While working on this Flask application with a pre-trained BERT model, we came across some pretty interesting hurdles. The dataset quality was a big deal, and we had to make sure it wasn't biased or noisy, which could totally mess up the model's predictions. Dealing with the massive size of BERT models was a headache; they needed tons of memory and GPU power to run smoothly. Oh, and let's not forget about model latency – it could really slow things down, especially when a bunch of us were using it at the same time. We also had a really hard time importing and setting up the project specifically with pycaret because there was an issue with the version and that took up way too much time. Then there was the data preprocessing part. Real-world data is messy, and we had to whip it into shape so the model could understand it. Keeping the model up-to-date was a challenge, as was making sure our app was secure and user-friendly. We had to think about scalability, because what if this thing became super popular, right? Plus, explaining why the model made certain predictions was tricky since BERT is like this black box. And, of course, we had to be all legal and ethical with the news content. There were also a bunch of errors to catch and handle, and privacy stuff to think about.
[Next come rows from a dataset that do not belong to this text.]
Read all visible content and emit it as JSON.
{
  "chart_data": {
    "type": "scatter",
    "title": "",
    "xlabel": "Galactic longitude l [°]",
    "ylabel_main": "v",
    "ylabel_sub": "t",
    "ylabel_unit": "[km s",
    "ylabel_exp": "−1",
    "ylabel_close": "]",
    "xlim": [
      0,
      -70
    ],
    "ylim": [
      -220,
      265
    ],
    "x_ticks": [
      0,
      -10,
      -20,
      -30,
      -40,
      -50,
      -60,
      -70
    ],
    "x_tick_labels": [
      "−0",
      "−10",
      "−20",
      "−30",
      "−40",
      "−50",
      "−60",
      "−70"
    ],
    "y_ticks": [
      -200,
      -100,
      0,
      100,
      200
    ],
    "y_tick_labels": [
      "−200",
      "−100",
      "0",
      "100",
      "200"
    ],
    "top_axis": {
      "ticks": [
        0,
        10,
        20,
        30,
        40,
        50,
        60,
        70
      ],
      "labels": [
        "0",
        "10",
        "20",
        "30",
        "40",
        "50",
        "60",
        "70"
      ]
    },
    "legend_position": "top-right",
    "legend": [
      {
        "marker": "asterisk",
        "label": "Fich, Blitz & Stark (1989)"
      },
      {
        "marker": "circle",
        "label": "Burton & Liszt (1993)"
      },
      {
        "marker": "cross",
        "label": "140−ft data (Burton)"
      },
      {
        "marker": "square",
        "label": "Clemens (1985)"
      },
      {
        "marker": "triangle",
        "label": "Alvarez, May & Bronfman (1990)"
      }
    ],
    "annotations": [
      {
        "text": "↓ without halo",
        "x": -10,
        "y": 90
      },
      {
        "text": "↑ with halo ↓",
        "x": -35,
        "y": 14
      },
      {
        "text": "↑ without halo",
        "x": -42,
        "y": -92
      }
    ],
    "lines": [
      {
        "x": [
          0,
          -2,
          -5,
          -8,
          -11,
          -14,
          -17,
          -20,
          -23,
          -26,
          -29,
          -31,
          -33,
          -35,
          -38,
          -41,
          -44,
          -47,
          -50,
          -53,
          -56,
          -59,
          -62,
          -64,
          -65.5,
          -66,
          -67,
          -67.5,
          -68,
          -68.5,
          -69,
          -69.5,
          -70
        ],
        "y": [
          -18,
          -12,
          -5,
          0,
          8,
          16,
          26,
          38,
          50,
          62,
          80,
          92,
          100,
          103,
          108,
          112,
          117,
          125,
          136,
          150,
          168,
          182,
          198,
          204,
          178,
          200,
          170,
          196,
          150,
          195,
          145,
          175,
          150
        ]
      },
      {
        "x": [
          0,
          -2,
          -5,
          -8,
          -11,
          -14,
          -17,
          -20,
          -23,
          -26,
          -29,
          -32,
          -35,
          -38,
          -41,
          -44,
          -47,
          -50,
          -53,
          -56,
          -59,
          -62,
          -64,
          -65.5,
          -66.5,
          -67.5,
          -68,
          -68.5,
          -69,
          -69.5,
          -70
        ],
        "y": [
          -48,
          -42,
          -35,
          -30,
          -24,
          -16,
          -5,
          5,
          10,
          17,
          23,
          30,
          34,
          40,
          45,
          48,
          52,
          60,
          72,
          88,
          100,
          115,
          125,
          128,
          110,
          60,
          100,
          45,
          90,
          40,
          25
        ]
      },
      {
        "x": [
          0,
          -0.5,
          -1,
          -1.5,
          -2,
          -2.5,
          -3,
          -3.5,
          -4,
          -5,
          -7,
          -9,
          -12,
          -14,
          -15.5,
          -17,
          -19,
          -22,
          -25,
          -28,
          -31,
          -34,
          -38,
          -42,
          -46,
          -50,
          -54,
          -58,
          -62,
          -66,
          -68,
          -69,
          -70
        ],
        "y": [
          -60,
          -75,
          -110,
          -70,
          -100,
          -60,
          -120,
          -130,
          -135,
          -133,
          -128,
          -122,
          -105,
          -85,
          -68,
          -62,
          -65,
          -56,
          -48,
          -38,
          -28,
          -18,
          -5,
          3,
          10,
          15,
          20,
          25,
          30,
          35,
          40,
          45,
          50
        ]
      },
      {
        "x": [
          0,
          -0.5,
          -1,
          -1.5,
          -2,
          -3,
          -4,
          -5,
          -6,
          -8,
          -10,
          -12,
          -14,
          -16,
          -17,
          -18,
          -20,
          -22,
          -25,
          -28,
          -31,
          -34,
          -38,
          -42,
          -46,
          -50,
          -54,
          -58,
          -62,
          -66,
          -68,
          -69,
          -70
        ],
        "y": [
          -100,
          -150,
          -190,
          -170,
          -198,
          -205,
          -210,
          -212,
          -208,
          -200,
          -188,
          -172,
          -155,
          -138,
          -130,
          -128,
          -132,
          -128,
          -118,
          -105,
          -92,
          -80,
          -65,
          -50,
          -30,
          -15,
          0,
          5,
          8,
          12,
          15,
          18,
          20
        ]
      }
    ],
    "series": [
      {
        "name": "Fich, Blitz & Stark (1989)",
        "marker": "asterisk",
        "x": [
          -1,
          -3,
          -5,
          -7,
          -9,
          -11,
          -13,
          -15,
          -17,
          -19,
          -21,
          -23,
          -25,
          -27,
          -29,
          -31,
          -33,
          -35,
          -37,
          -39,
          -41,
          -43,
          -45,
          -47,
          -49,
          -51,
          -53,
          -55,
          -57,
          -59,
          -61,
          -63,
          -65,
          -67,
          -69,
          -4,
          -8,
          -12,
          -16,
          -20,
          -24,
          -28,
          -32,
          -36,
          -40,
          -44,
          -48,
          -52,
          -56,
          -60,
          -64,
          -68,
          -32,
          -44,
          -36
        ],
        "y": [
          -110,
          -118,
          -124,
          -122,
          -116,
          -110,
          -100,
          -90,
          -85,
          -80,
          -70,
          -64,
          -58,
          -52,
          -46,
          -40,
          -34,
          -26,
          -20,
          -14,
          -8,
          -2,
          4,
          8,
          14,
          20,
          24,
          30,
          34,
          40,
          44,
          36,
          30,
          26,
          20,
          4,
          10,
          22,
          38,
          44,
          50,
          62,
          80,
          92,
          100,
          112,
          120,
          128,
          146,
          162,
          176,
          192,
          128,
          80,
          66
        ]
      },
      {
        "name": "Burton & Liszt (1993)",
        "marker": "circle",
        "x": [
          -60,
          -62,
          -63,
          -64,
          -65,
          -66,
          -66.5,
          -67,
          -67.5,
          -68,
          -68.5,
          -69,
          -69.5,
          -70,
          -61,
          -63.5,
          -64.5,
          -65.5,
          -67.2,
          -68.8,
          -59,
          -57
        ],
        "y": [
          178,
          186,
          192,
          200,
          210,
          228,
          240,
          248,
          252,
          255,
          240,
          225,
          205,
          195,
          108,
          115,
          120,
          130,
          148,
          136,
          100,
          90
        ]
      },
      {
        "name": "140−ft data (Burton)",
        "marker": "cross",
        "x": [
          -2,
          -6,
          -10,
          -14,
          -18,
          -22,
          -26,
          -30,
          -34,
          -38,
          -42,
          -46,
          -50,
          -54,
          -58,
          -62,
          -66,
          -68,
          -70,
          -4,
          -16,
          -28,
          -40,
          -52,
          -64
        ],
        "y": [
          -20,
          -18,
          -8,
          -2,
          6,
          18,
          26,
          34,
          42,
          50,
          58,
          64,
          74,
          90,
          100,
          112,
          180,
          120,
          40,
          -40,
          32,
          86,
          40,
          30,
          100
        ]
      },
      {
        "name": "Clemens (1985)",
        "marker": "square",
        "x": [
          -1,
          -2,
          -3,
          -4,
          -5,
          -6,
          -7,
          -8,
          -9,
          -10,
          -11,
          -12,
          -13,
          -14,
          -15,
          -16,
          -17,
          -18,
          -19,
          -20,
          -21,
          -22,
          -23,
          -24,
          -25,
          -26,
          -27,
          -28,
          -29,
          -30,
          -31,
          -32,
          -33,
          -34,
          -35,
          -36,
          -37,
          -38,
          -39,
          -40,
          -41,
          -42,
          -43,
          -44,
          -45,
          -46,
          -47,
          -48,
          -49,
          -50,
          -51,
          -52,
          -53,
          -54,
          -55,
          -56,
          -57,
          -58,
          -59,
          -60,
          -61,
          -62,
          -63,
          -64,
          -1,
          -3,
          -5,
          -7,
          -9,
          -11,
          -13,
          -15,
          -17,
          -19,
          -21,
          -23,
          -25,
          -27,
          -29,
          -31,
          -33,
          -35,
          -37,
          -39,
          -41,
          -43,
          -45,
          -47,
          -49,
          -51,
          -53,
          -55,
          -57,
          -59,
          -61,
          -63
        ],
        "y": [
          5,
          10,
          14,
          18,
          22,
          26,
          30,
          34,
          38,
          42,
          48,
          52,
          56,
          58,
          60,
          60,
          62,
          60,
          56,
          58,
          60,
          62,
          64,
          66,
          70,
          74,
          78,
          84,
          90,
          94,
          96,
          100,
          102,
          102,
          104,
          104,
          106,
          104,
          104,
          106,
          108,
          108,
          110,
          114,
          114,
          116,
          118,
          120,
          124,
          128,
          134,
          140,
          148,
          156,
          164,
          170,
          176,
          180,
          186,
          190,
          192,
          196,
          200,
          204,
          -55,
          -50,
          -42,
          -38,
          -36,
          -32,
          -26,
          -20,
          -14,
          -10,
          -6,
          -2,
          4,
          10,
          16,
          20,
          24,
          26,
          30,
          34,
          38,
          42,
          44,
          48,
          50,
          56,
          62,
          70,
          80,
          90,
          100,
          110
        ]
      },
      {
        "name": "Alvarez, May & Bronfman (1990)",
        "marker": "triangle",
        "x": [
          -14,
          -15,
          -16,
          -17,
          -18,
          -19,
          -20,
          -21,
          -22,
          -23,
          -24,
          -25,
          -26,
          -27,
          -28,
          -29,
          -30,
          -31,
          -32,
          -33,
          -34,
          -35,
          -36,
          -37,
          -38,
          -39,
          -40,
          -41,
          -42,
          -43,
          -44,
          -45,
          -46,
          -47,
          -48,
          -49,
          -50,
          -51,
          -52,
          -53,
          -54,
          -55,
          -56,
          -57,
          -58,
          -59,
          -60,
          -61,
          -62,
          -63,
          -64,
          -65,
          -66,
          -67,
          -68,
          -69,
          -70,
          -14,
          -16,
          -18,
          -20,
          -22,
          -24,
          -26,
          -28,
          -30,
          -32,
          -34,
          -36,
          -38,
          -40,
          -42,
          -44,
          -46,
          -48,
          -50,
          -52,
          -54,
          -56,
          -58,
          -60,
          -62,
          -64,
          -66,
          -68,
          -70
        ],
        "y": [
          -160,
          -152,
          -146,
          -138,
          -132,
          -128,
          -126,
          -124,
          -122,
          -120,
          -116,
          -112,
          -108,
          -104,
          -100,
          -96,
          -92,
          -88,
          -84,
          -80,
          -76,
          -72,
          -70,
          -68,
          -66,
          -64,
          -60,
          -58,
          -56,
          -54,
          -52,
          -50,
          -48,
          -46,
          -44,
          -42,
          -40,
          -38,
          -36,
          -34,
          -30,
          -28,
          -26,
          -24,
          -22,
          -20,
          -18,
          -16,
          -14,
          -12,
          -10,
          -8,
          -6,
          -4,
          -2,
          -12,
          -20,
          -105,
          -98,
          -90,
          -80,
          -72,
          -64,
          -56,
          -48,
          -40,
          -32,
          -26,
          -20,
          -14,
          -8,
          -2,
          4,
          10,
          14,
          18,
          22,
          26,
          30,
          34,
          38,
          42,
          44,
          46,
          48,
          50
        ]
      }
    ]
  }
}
All in all, we learned a lot while tackling these challenges – it's not just about coding; it's about understanding the context and the real-world implications of what we're building.

Accomplishments that we're proud of

Successfully building and deploying a Flask application integrated with a pre-trained BERT model is a significant accomplishment. It demonstrates our ability to apply machine learning in a practical context and create a useful tool.

What we learned

Advanced ML and NLP techniques: We learned how to fine-tune a complex, pretrained model on a specific task. Deploying web applications using Flask, and designing a user-friendly interface.

What's next for VerifAI?

In the future we really want to fine-tune the BERT model and work with a larger dataset to understand more news articles. We were also thinking of the expansion of some of the features including more than just text like images. And possibly including user feedback to help refine the model to correct biases and improve accuracy. And we’d love to create a mobile application to make it easier for people to use to fix and gauge issues with fake news. We're determined to take our project to the next level and make a positive impact on the fight against fake news and misinformation. We're excited to see where this journey takes us and the opportunities it presents for learning and growth.